Engineering the Integration of Titanium and Nickel into Zinc Oxide Nanocomposites through Nanolayered Structures and Nanohybrids to Design Effective Photocatalysts for Purifying Water from Industrial Pollutants

Abstract

Water pollution is one of the main challenges currently facing scientists around the world because of the rapid growth in industrial activities. On this basis, 2D nanolayered and nanohybrid structures, which are based on a ternary system of nickel–titanium–zinc, are considered favorable sources for designing effective nanocomposites for the photocatalytic degradation of industrial pollutants in a short period of time.
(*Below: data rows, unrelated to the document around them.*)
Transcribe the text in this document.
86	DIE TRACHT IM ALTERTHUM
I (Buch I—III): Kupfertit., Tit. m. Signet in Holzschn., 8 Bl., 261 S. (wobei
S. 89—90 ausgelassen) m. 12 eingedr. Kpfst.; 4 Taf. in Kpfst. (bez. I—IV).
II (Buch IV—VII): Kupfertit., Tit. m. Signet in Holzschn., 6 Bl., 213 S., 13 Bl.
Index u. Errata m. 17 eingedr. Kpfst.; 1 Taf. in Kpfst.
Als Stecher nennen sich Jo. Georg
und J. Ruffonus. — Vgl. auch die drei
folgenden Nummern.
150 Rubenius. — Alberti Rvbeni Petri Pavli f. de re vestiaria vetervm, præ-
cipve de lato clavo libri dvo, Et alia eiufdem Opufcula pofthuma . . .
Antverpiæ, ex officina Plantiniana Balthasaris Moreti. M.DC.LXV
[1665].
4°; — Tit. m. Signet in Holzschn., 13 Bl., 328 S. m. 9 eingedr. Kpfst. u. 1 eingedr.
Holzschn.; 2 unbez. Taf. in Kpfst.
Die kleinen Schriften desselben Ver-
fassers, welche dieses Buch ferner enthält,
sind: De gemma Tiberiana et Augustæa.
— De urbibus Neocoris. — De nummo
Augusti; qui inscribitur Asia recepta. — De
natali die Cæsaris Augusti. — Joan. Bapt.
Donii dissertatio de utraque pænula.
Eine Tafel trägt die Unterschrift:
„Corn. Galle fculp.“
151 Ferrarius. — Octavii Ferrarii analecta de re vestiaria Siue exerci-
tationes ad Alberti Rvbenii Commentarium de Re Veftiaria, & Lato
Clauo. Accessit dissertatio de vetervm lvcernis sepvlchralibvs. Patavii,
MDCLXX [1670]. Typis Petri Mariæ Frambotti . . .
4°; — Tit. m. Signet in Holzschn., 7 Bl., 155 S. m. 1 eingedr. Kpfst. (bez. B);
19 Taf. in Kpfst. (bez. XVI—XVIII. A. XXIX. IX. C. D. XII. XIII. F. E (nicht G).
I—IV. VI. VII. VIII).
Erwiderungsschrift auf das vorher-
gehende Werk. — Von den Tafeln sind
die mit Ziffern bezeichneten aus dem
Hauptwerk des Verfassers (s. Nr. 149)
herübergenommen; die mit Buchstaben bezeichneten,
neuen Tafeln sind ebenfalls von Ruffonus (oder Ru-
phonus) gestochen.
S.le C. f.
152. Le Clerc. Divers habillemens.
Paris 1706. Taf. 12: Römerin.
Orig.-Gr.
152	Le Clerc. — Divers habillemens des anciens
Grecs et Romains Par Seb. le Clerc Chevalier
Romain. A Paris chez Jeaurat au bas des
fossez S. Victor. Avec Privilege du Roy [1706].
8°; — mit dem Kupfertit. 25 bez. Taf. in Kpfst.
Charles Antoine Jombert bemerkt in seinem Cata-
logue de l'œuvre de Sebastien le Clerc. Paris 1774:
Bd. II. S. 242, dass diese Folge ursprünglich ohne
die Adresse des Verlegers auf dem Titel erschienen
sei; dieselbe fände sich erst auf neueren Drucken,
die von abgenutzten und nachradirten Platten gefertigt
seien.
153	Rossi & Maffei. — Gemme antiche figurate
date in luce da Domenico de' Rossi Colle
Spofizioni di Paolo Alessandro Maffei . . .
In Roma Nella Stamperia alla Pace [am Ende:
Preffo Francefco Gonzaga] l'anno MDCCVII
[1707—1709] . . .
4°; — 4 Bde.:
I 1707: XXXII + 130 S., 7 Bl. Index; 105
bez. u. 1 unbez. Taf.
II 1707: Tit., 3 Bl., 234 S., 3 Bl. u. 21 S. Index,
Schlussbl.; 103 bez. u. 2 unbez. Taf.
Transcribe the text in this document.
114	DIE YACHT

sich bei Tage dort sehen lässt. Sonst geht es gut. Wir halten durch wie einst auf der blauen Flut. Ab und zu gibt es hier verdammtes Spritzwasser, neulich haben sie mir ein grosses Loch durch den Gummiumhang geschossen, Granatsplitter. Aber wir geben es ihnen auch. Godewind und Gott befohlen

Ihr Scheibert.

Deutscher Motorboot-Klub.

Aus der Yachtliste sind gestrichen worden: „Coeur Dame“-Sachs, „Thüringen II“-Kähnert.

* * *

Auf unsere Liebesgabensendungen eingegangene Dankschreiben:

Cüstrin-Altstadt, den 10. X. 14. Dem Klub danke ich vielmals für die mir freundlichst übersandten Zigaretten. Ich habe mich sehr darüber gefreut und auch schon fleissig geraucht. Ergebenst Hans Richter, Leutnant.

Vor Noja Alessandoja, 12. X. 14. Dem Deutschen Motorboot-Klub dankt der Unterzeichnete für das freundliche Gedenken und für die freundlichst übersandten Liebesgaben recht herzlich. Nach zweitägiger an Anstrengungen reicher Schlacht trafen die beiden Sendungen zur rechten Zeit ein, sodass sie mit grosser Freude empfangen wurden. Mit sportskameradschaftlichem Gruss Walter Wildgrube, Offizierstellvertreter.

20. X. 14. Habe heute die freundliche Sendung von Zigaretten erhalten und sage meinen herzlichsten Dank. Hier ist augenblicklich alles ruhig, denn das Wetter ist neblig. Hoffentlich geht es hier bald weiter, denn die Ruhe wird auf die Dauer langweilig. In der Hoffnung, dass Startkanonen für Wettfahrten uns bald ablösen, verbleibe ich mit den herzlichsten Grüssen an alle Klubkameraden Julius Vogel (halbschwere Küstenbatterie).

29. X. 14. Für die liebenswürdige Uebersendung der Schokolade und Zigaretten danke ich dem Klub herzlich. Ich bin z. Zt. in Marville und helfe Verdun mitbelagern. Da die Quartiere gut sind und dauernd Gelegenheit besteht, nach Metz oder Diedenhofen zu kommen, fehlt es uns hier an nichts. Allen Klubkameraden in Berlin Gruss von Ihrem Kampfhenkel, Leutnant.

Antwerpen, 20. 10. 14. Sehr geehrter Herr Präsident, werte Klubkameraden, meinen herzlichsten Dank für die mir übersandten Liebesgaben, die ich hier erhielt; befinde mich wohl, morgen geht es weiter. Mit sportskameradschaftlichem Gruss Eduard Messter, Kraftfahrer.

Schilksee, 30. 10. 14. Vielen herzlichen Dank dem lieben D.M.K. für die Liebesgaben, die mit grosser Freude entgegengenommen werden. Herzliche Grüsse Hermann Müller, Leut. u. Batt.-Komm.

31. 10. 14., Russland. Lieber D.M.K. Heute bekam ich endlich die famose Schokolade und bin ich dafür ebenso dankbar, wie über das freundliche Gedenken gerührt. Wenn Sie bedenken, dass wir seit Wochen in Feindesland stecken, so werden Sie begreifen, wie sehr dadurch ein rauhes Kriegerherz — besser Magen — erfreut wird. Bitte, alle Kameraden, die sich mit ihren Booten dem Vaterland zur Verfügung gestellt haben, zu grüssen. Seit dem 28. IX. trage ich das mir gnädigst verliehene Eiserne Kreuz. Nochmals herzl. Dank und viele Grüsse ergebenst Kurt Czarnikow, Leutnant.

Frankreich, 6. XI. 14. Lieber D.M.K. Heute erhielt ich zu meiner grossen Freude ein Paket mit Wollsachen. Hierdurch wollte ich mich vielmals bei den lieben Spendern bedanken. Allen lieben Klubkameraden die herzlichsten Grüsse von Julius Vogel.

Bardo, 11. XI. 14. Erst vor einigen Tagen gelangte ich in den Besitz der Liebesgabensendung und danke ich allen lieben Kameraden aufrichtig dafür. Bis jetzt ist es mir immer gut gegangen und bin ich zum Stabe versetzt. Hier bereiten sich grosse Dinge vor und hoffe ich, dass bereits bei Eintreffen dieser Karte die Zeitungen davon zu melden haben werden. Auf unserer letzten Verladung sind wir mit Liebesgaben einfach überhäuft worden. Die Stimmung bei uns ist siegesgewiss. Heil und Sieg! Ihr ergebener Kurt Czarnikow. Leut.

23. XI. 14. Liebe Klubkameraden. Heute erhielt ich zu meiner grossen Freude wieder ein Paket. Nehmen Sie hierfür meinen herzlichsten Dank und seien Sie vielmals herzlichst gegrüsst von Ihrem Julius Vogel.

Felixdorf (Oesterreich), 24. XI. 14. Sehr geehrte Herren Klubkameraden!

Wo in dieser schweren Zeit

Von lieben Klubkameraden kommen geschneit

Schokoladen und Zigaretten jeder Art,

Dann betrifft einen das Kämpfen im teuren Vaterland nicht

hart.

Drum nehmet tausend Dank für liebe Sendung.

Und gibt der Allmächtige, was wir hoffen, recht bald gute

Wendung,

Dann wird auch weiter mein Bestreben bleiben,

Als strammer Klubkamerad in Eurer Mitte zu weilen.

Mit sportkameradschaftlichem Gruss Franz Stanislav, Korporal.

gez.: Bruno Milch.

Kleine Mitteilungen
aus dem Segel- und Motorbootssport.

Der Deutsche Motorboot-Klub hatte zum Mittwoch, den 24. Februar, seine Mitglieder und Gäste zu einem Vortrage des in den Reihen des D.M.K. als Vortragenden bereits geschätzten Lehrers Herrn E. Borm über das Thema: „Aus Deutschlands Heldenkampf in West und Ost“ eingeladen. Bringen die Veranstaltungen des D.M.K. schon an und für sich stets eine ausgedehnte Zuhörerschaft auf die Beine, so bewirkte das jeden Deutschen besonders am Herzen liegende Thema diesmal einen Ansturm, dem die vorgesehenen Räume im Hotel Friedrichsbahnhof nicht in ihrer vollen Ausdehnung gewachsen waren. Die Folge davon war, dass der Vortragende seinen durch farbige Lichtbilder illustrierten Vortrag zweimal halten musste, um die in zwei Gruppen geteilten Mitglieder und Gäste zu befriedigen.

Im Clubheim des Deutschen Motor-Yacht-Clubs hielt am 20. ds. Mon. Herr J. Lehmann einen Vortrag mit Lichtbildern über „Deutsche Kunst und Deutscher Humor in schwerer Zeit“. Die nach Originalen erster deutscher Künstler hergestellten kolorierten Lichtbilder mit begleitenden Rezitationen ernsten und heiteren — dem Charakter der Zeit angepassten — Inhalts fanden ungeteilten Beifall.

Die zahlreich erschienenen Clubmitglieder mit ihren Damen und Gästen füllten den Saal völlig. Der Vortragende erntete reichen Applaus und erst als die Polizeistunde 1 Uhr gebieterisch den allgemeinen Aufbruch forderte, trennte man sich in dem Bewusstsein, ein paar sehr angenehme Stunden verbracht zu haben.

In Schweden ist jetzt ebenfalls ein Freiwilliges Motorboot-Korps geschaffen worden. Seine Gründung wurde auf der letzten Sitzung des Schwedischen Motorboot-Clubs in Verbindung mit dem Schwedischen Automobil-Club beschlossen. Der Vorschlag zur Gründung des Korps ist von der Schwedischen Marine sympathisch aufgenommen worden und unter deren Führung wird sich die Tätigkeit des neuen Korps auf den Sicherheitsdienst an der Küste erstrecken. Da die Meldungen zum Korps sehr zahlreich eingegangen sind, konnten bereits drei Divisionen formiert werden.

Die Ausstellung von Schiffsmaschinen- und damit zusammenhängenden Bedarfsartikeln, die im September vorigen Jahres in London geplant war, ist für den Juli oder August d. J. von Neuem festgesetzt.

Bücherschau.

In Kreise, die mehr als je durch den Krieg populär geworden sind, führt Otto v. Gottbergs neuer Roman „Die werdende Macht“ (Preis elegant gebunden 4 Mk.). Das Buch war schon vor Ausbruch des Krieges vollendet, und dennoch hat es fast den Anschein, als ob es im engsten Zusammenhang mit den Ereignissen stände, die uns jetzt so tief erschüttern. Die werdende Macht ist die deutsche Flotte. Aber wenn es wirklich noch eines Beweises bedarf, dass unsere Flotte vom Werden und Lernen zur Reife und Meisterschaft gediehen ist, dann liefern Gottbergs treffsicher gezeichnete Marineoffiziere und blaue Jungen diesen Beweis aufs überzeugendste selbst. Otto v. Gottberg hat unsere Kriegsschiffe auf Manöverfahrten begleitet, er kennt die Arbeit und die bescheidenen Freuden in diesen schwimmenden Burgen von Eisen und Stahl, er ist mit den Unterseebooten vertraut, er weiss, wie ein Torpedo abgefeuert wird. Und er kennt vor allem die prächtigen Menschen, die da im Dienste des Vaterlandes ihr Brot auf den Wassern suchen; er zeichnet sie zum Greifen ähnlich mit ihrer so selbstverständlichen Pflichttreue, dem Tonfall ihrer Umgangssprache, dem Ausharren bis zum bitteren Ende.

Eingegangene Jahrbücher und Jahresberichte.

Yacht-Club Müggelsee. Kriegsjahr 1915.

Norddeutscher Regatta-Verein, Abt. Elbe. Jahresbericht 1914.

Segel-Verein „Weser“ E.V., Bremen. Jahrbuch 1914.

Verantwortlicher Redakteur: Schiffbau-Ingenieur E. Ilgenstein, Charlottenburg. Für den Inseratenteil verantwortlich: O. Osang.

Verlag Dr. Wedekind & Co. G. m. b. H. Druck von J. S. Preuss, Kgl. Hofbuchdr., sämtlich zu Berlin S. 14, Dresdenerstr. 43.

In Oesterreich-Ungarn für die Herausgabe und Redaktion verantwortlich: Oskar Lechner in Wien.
These nanocomposites were designed by modifying two-dimensional nanolayers to produce a three-dimensional porous structure of multi-doped Ni/Ti-ZnO nanocomposites. Additionally, another additive was produced by constructing nanohybrids of nickel–titanium–zinc combined with a series of hydrocarbons (n-capric acid, myristic acid, stearic acid, suberic acid, and sebacic acid). Energy-dispersive X-ray spectrometry, X-ray diffraction, scanning electron microscopy, infrared spectroscopy, and thermal analyses confirmed the growth of the nanolayered and nanohybrid materials in addition to the production of nanocomposites. The positive role of the dopants (nickel and titanium) in producing an effective photocatalyst was observed through a significant narrowing of the band gap of zinc oxide to 3.05–3.10 eV. Additionally, the high photocatalytic activity of this nanocomposite enabled the complete removal of colored dye from water after 25 min of UV radiation. In conclusion, this study proposes an unconventional approach for designing new optical nanocomposites for purifying water. Additionally, it suggests a novel supporting method for designing new kinds of nanohybrids based on multi-metals and organic acids.